Question: What’s the most important part of a practice session?
- A) Start
- B) Finish
- C) Middle
Before you answer, consider the following story:
A few years ago, students at New Dorp School of Staten Island, NY, were struggling. Test scores were down, dropouts were up. School leaders tried a variety of methods — new technology, new teachers, new programs, you name it. Nothing worked.
Then, in 2008, New Dorp’s leaders came to a realization: students were not failing because they lacked intelligence. They were failing because they lacked the ability to construct arguments, build ideas, and distinguish essential information from nonessential information.
So New Dorp embarked on a bold experiment — they targeted these skills by building the school curriculum around analytic writing, using a proven technique called the Hochman Program. As Peg Tyre reports in The Atlantic:
The Hochman Program would not be unfamiliar to nuns who taught in Catholic schools circa 1950. Children…are explicitly taught how to turn ideas into simple sentences, and how to construct complex sentences from simple ones by supplying the answer to three prompts—but, because, and so. They are instructed on how to use appositive clauses to vary the way their sentences begin. Later on, they are taught how to recognize sentence fragments, how to pull the main idea from a paragraph, and how to form a main idea on their own.
When speaking, [students] were required to use specific prompts outlined on a poster at the front of each class.
- “I agree/disagree with ___ because …”
- “I have a different opinion …”
- “I have something to add …”
- “Can you explain your answer?”
It worked incredibly well.
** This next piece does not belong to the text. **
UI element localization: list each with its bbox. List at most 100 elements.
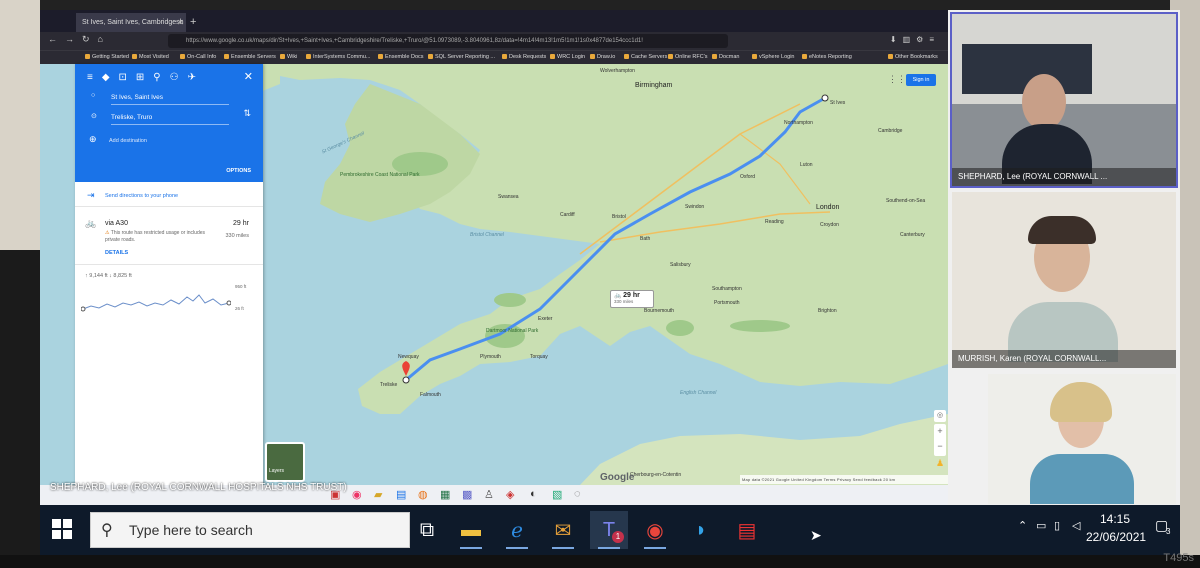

The kids at New Dorp not only got better at writing, they got better at every subject, to the point that New Dorp is now a model for what some are calling the Writing Revolution. (Read Peg’s story here.)
Here’s why: analytic writing is a keystone skill. It is the foundation on which other skills can be built — literally, inside the brain. Improving at analytic writing allowed the New Dorp students to improve at math, science, and social studies because it supports those skills in the same way that a keystone supports a foundation.
Every talent has its keystone skills. Think of a baseball hitter’s ability to identify the speed and location of a pitch. Or a violinist’s ability to precisely match pitch. Or a salesperson’s ability to connect quickly on an emotional level. Or a soccer player’s ability to swiftly “read” a game.
All of these are keystone skills on which larger skills are built. They are exponentially more important to performance than any other skill. After all, it doesn’t matter how beautiful a baseball swing you have, if you can’t tell where the ball is located. It doesn’t matter how great a salesperson you are, if you can’t connect to people.
The strange thing is, keystone skills are easily overlooked and under-practiced. Most of us approach performance the same way New Dorp did in the early days — we try lots of things, in random order, and hope we get better
Instead of merely hoping, you should be highly strategic about planning practice sessions around keystone skills. Spend time analyzing the skill you want to build. What’s the single most important element? What is the move on which all your other moves depend? Then structure your practice around the keystone.
To return to our original question: What’s the most important part of a practice session?
The answer is D) None of the above.
Because the most important time of a practice session is before it begins, when you take time to figure out the answer to a simple question: what’s your keystone skill?